When I first think 10 and 2, my mind goes straight to driving. Hands at 10 and 2, eyes on the road, FOCUS. But it has a different meaning today. Ten years ago today I was getting my hair done, butterflies in my stomach, counting the hours til I became Mrs. Martindale. Ten years ago I began a new chapter in my life, my life as a wife. Two is the number of homes I have bought and sold with Justin. Two is also the number of children I have carried, brought into this world, and have spent every second loving ever since. Two is the number of dogs I adopted in 10 years. Two is the number of grandparents I have lost. And, I have been blessed to have been employed by two major companies in those ten years, one of which brought me to Atlanta. Ten years seems so short sometimes, but I feel like I have experienced so many of life’s biggest stressors in that span of time.
“Where do you see yourself in ten years?” is a common interview question. It’s one I was asked many times when meeting potential employers. I def can say that I didn’t picture myself in the place I am today. I knew I would have a good job, which I do..check. I knew I would have kids…check check. Did I imagine I would lose a child? Nope, that wasn’t on the list. What about having to figure out life all by yourself, starting all over at 33? Yeah, I checked…that wasn’t on the answer list. Never did I think that 10 years after leaving my reception amongst an aisle of sparklers, I would be spending the anniversary at my maid of honor’s house, crying and just wanting to be distracted.. I was imagining more of a dream vacation with the hubs and diamond upgrade. Guess I am no fortune teller, ha.It’s true; life isn’t exactly how I imagined it in those interviews. Guess it’s not a really fair question though. I mean, in ten years, LIFE happens. Death happens. Loss happens. Responsibilities and priorities change. Job stressors happen.Bills are created. Kids are born. Friends grow apart, spouses and families grow apart. When you sit back and reflect on that interview question, and what 10 years REALLY holds, I think the most appropriate answer would be, “I hope to be alive and breathing”.
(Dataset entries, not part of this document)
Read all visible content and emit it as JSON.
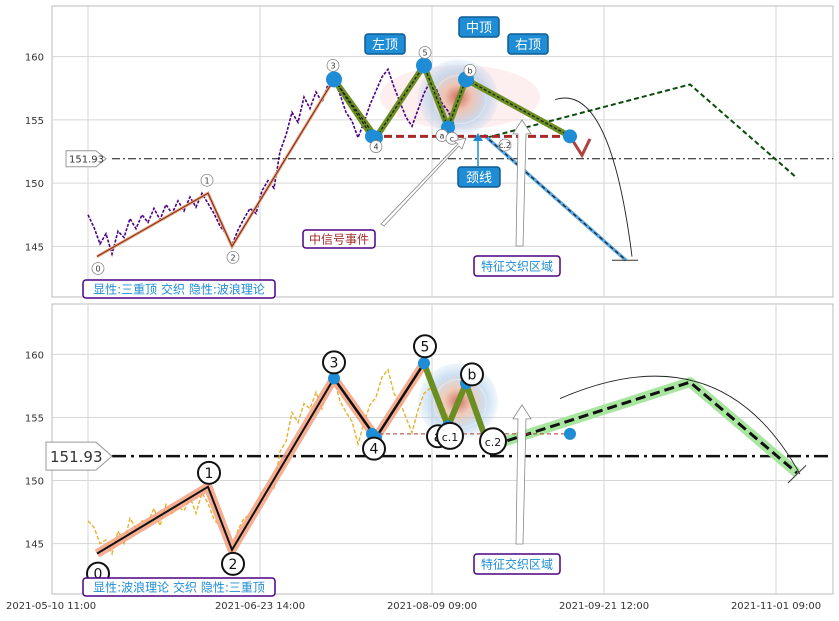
{
  "chart_data": {
    "type": "line",
    "x_tick_labels": [
      "2021-05-10 11:00",
      "2021-06-23 14:00",
      "2021-08-09 09:00",
      "2021-09-21 12:00",
      "2021-11-01 09:00"
    ],
    "panels": [
      {
        "id": "top",
        "ylim": [
          141,
          164
        ],
        "yticks": [
          145,
          150,
          155,
          160
        ],
        "price_color": "#4b0082",
        "level_tag": "151.93",
        "level_value": 151.93,
        "price_series": [
          [
            0,
            147.5
          ],
          [
            1,
            146.5
          ],
          [
            2,
            145.2
          ],
          [
            3,
            146.0
          ],
          [
            4,
            144.4
          ],
          [
            5,
            146.2
          ],
          [
            6,
            145.7
          ],
          [
            7,
            147.2
          ],
          [
            8,
            146.4
          ],
          [
            9,
            147.5
          ],
          [
            10,
            146.9
          ],
          [
            11,
            148.0
          ],
          [
            12,
            147.1
          ],
          [
            13,
            148.3
          ],
          [
            14,
            147.6
          ],
          [
            15,
            148.6
          ],
          [
            16,
            147.8
          ],
          [
            17,
            148.9
          ],
          [
            18,
            148.1
          ],
          [
            19,
            149.2
          ],
          [
            20,
            148.4
          ],
          [
            21,
            147.6
          ],
          [
            22,
            146.6
          ],
          [
            23,
            146.0
          ],
          [
            24,
            145.1
          ],
          [
            25,
            146.3
          ],
          [
            26,
            147.2
          ],
          [
            27,
            148.0
          ],
          [
            28,
            147.6
          ],
          [
            29,
            149.4
          ],
          [
            30,
            150.2
          ],
          [
            31,
            149.6
          ],
          [
            32,
            152.5
          ],
          [
            33,
            153.8
          ],
          [
            34,
            155.6
          ],
          [
            35,
            154.8
          ],
          [
            36,
            156.8
          ],
          [
            37,
            155.9
          ],
          [
            38,
            157.2
          ],
          [
            39,
            156.4
          ],
          [
            40,
            157.8
          ],
          [
            41,
            158.2
          ],
          [
            42,
            157.0
          ],
          [
            43,
            155.6
          ],
          [
            44,
            154.9
          ],
          [
            45,
            153.6
          ],
          [
            46,
            154.8
          ],
          [
            47,
            156.2
          ],
          [
            48,
            157.3
          ],
          [
            49,
            158.4
          ],
          [
            50,
            159.0
          ],
          [
            51,
            157.6
          ],
          [
            52,
            156.4
          ],
          [
            53,
            155.2
          ],
          [
            54,
            154.5
          ],
          [
            55,
            155.8
          ],
          [
            56,
            157.1
          ],
          [
            57,
            158.0
          ],
          [
            58,
            157.5
          ],
          [
            59,
            156.3
          ],
          [
            60,
            155.7
          ],
          [
            61,
            154.6
          ]
        ],
        "wave_points": [
          {
            "label": "0",
            "x": 1.5,
            "y": 144.2
          },
          {
            "label": "1",
            "x": 20,
            "y": 149.2
          },
          {
            "label": "2",
            "x": 24,
            "y": 145.0
          },
          {
            "label": "3",
            "x": 41,
            "y": 158.2
          },
          {
            "label": "4",
            "x": 48,
            "y": 153.6
          },
          {
            "label": "5",
            "x": 56,
            "y": 159.3
          },
          {
            "label": "a",
            "x": 60,
            "y": 154.4
          },
          {
            "label": "b",
            "x": 63,
            "y": 158.2
          },
          {
            "label": "c",
            "x": 66,
            "y": 153.7
          },
          {
            "label": "c.2",
            "x": 67.5,
            "y": 152.3
          }
        ],
        "events": {
          "left_top": "左顶",
          "mid_top": "中顶",
          "right_top": "右顶",
          "neckline": "颈线",
          "mid_event": "中信号事件",
          "zone": "特征交织区域",
          "summary": "显性:三重顶 交织 隐性:波浪理论"
        }
      },
      {
        "id": "bottom",
        "ylim": [
          141,
          164
        ],
        "yticks": [
          145,
          150,
          155,
          160
        ],
        "price_color": "#e6a817",
        "level_tag": "151.93",
        "level_value": 151.93,
        "wave_points": [
          {
            "label": "0",
            "x": 1.5,
            "y": 144.2
          },
          {
            "label": "1",
            "x": 20,
            "y": 149.5
          },
          {
            "label": "2",
            "x": 24,
            "y": 144.5
          },
          {
            "label": "3",
            "x": 41,
            "y": 158.1
          },
          {
            "label": "4",
            "x": 48,
            "y": 153.4
          },
          {
            "label": "5",
            "x": 56,
            "y": 159.3
          },
          {
            "label": "a",
            "x": 60,
            "y": 154.3
          },
          {
            "label": "b",
            "x": 63,
            "y": 157.7
          },
          {
            "label": "c.1",
            "x": 66,
            "y": 153.7
          },
          {
            "label": "c.2",
            "x": 67.5,
            "y": 152.8
          }
        ],
        "events": {
          "zone": "特征交织区域",
          "summary": "显性:波浪理论 交织 隐性:三重顶"
        }
      }
    ]
  }
}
Today is one of those “milestones”, one of the “firsts” people talk about when going through a divorce…same as a death. It’s these moments that can bring you to your knees and you just pray for it to hurry up and end and get to tomorrow. I felt like that every single milestone the first year after losing Asher. Christmas? Yeah, I didn’t even want a tree. The first friend that had a healthy baby? Yeah, I just wanted to unfriend them forever. Then you get through ALL of those firsts, and each year they sting but they are not crippling. It’s the moments you don’t expect rather than the milestones that get to me. Take for instance last weekend. I attended a friend’s little boy’s birthday party-(side note- this is the first year I have been able to bring myself to a child’s bday due to Asher) and there were LOTS of kiddos. But, I had my beautiful Rowan so I was good. Well, as I sat down eating with friends, someone started yelling “Asher! Asher!”, as she was calling to her little boy. Of course immediately my ears perked up. I let it roll off my back. But she KEPT DOING IT. And then it happened, tears just started flowing down my cheeks. Thankfully, I felt my friend put his hand on my back, letting me know he was there, that I wasn’t alone. I can’t tell you how close I was to screaming at her “Shut up! Quit saying that name!” Guess Jesus took the wheel, thankfully, and I was able to compose myself. 3 ½ years after losing Asher, and those moments, damn them. It’s those moments that have hit me this week and especially today. The smell of burning wood reminds me of camping on our 2nd year anniversary. I haven’t gotten on a plane in 10 years and not had someone text me saying “Did you make it?”….until today. This is the first time in 10 years that I won’t watch my wedding video or trade corny traditional anniversary gifts. Today is the first time on Oct 14th that I have felt like I just wanted to get the day over with.
But losing Asher taught me a lot. It has taught me that I will survive these moments, these “firsts”. I didn’t die of a broken heart then, and I know I won’t die from it now. It’s very true…tis better to have loved and lost than to never have loved at all. I have lost 2 special people guys, but I will always love. It’s who I am.